Which brings me back to my second image around which this series of writings has revolved. This is the image of the mother rushing into the nursery at night to console her crying baby with the words, "It's alright." And my answer now is this: She is moved by the love that makes courage and meaning possible. Anthony Stevens describes it like this:

            As I have argued, the most wonderful feature of the primal relationship 
            [mother-child], which Jungians accentuate and behaviorists ignore, is that
            it is ruled by Eros: it is perfused with love. The moment the mother-child
            dyad is formed, Eros is constellated. And it is out of what Jungians call the
            "Eros of relationship" that ego-consciousness grows. Knowledge of the world
            and security in the world are thus based on loving relatedness. We love life
            inasmuch as love was present in this first great affair of our lives.  (Stevens, p. 115)

This is the matrix of life: Love as the numinous power that awakens life and relationship. The infant reaches confidently with love first to its mother and then, with courage, to the stars.

This is not the sentimentality of love portrayed in the feel-good fiction of popular culture. This is the love known as Eros, a cosmogonic force of nature, understood as the creative Ground of all existence, such as the voice that spoke to Job. It appears to be the seen-and-unseen Presence that pervades the universe and shapes the astrophysical contours of our being, but simply known in the warm attachment between mother and child as love. It is the substance of what IT means, and IT is the source of the courage that leads the mother to say confidently to her distressed child, "IT's alright." 

                                       LOVE MAKES COURAGE POSSIBLE;
                                       COURAGE MAKES LOVE COMPLETE.
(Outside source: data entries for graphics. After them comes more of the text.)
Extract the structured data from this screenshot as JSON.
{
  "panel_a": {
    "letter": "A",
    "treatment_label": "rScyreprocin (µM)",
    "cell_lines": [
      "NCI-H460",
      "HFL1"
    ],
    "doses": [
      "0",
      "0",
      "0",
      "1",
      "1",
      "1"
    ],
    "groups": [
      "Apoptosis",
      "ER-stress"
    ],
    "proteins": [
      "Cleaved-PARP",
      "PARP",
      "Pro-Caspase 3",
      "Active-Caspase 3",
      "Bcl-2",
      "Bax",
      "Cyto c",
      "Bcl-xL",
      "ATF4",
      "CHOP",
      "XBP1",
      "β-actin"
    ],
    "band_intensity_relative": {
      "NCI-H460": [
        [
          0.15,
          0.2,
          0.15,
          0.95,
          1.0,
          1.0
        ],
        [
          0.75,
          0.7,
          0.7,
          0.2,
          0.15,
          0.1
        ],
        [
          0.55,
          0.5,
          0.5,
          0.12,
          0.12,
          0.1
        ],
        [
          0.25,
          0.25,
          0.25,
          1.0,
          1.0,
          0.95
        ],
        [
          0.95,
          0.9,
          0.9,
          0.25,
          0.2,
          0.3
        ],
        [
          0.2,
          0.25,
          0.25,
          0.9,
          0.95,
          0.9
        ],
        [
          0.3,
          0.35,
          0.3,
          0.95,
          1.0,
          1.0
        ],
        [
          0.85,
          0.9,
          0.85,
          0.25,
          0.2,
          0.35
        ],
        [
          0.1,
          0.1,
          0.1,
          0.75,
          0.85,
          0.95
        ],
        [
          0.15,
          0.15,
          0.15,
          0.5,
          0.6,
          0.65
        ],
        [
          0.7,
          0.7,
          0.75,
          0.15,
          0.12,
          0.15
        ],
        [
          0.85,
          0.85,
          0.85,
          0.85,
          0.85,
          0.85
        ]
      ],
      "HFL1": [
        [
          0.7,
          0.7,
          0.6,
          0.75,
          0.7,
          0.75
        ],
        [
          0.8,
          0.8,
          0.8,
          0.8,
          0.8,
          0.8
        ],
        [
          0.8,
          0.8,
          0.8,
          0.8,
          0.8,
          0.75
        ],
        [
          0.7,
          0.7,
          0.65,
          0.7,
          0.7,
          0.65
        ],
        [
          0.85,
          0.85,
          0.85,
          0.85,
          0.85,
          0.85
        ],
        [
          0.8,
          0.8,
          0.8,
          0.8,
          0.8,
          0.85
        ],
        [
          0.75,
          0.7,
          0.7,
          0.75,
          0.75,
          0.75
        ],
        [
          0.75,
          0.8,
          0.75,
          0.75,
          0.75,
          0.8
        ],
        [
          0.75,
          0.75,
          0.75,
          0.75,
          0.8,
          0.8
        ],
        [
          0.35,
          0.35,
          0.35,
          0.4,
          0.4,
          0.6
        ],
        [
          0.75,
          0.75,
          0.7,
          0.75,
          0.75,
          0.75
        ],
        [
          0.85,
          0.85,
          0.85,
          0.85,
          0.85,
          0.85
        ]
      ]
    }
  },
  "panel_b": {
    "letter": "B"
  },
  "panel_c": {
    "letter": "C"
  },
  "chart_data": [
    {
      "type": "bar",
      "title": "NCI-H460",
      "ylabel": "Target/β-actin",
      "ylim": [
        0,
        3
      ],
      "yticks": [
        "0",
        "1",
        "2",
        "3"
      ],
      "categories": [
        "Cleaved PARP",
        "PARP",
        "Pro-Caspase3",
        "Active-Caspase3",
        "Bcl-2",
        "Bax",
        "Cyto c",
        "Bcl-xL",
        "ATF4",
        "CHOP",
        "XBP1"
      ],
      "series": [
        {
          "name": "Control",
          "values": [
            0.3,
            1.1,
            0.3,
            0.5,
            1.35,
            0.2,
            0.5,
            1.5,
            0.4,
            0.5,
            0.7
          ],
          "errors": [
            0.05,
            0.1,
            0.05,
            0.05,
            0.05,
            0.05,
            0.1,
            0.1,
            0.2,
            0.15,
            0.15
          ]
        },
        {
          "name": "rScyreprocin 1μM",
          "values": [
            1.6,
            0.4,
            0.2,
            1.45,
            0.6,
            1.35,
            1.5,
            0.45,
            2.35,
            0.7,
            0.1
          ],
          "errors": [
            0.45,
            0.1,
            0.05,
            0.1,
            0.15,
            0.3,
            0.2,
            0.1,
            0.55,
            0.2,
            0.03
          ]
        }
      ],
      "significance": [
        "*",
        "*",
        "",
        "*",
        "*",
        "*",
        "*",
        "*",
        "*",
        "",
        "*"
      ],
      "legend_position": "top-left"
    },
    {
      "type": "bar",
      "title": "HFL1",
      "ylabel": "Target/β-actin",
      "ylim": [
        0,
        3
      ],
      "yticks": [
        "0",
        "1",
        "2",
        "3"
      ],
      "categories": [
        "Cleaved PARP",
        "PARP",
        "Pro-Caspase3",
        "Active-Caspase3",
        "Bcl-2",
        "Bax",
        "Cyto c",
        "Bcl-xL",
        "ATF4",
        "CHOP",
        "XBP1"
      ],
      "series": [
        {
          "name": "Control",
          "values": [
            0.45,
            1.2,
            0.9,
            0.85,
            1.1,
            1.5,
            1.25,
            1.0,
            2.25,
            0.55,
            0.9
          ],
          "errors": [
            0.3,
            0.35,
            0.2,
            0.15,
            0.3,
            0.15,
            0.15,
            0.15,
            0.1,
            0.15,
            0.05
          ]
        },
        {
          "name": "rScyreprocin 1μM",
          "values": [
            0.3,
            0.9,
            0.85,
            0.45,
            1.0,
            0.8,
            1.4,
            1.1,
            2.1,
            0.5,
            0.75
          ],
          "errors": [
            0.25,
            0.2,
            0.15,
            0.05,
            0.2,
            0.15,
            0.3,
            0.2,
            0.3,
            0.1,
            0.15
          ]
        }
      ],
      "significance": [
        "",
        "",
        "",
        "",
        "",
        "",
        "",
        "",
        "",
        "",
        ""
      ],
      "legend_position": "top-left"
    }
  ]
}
                                                            REFERENCES

Jung, C.G. (1956). "Answer to Job."  Collected Works, Vol. 11. Princeton: Princeton University 
        Press.
________. (1940). "Psychology and Religion."  Collected Works, Vol. 11. Princeton: Princeton
        University Press.
Stevens, A. (2003).  Archetype Revisited: An Updated Natural History of the Self. Toronto: Inner
         City Books.
Tillich, P. (1952).  The Courage to Be.  New Haven: Yale University Press.